The phrase “one flesh” implies that anything that breaks the physical bond in marriage can also break the marriage itself. One such thing is death; for when one mate dies, the other mate is free to remarry because the marriage bond has been broken (Rom. 7:1–3; 1 Cor. 7:8–9; 1 Tim. 5:14). In Matthew 19:1–9, Jesus teaches that adultery can also break the marriage bond. Under the Old Testament Law, anybody who committed adultery was stoned to death (Deut. 22:22–24; John 8:3–7), thus leaving the innocent mate free to remarry; but this law wasn’t given to the New Testament church. It appears that divorce in the New Testament is the equivalent of death in the Old Testament and that the innocent party is free to remarry. However, sins against the marriage bond can be forgiven and couples can exercise forgiveness and make a new beginning in the Lord.

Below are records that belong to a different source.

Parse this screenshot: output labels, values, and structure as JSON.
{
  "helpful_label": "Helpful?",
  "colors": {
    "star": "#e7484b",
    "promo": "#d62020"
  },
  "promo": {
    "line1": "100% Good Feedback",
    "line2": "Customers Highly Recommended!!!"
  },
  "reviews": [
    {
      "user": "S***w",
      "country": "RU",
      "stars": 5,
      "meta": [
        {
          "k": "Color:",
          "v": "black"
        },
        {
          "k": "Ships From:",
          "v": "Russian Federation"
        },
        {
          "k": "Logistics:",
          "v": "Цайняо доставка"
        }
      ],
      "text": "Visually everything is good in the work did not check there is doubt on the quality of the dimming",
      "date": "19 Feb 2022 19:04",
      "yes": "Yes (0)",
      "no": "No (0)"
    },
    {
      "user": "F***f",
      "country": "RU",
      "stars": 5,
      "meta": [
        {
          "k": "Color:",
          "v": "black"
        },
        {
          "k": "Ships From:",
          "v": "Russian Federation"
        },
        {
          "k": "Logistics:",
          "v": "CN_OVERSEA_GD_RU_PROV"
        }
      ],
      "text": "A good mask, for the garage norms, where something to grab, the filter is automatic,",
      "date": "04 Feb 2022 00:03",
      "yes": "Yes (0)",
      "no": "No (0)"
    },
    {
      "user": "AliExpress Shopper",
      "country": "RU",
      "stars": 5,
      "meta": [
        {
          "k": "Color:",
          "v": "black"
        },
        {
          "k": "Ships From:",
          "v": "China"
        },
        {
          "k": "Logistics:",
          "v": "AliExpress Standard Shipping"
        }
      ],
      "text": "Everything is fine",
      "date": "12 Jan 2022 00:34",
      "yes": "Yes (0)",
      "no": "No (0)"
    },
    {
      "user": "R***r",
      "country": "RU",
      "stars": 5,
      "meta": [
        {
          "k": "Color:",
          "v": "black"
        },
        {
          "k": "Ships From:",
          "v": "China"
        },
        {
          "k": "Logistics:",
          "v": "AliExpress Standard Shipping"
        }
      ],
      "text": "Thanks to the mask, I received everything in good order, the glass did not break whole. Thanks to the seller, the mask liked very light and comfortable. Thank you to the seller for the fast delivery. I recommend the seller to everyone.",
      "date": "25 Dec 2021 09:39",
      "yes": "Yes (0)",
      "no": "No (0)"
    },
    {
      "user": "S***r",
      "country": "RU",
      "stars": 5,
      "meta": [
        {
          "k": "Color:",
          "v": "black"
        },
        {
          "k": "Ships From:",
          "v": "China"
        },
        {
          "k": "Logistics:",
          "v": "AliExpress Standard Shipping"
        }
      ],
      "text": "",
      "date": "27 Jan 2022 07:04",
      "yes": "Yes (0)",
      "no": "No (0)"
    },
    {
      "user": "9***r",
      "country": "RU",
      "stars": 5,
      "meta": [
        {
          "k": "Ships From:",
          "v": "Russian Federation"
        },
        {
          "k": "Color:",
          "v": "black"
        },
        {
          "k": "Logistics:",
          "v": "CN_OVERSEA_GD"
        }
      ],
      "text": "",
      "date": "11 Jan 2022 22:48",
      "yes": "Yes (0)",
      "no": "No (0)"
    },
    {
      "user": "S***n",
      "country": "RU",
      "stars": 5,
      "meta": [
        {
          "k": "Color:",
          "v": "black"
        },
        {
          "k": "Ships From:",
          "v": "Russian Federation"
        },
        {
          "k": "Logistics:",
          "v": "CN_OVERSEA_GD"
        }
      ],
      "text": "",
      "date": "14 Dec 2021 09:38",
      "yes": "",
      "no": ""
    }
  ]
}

We live in a world created by God, we are creatures made in the image of God, and we enjoy multiplied blessings from the hand of God. How tragic that so many people leave God out of their lives and become confused wanderers in a unfriendly world, when they could be children of God in their Father’s world.[1]




[1] Wiersbe, W. W. (1998). Be basic (pp. 42–45). Chariot Victor Pub.